Dagobert IX fled to Delicass, with his family. The Empire consisted of Neotrantor (Delicass renamed), and the other 20 worlds of the Royal Ranchy that had fed Trantor. 20 worlds were now a Galactic Empire, the mighty fallen. Trantor was in ruins. Mighty shards of ancient Glory leapt into the sky, and even 200 years later, Trantor still had a metallic glint from space.

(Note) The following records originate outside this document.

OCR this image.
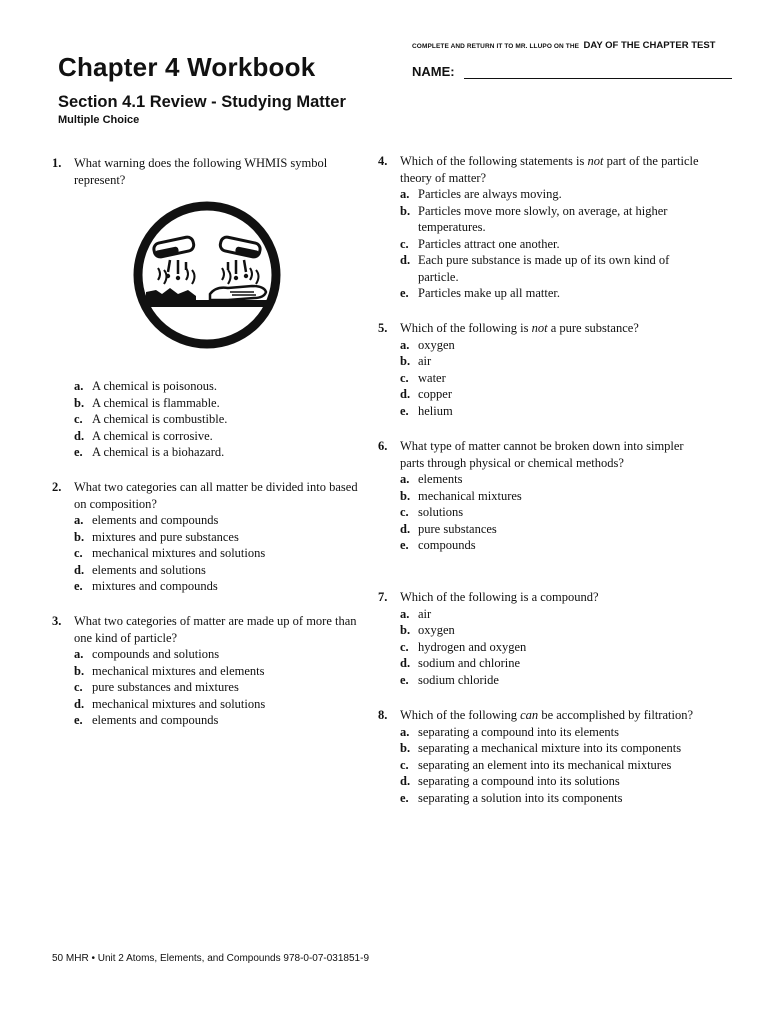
COMPLETE AND RETURN IT TO MR. LLUPO ON THE DAY OF THE CHAPTER TEST
Chapter 4 Workbook	NAME:
Section 4.1 Review - Studying Matter
Multiple Choice
1. What warning does the following WHMIS symbol represent?
a. A chemical is poisonous.
b. A chemical is flammable.
c. A chemical is combustible.
d. A chemical is corrosive.
e. A chemical is a biohazard.
2. What two categories can all matter be divided into based on composition?
a. elements and compounds
b. mixtures and pure substances
c. mechanical mixtures and solutions
d. elements and solutions
e. mixtures and compounds
3. What two categories of matter are made up of more than one kind of particle?
a. compounds and solutions
b. mechanical mixtures and elements
c. pure substances and mixtures
d. mechanical mixtures and solutions
e. elements and compounds
4. Which of the following statements is not part of the particle theory of matter?
a. Particles are always moving.
b. Particles move more slowly, on average, at higher temperatures.
c. Particles attract one another.
d. Each pure substance is made up of its own kind of particle.
e. Particles make up all matter.
5. Which of the following is not a pure substance?
a. oxygen
b. air
c. water
d. copper
e. helium
6. What type of matter cannot be broken down into simpler parts through physical or chemical methods?
a. elements
b. mechanical mixtures
c. solutions
d. pure substances
e. compounds
7. Which of the following is a compound?
a. air
b. oxygen
c. hydrogen and oxygen
d. sodium and chlorine
e. sodium chloride
8. Which of the following can be accomplished by filtration?
a. separating a compound into its elements
b. separating a mechanical mixture into its components
c. separating an element into its mechanical mixtures
d. separating a compound into its solutions
e. separating a solution into its components
50 MHR • Unit 2 Atoms, Elements, and Compounds 978-0-07-031851-9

In between the spaces of the metal torn up to be sold as scrap (Trantor's main export in the century after the Sack), there flourished a community of farmers, the Hamish, so called because, they returned to their roots, and Trantor was 'Hame', the local dialect of Galactic for 'Home.' Their charm gave Trantor a new market : Tourism . To see the mighty shards of broken glory, and to see and meet the people who had withstood all of this to make their world good and pure once more, as well as to gaze on the last remnants of Imperial might still standing : The Palace, the Gardens, Streeling, and the Galactic Library, where the Second Foundation worked, drowned in silence for the good of the galaxy, and the road to new Empire, as trod by themselves and the First Foundation.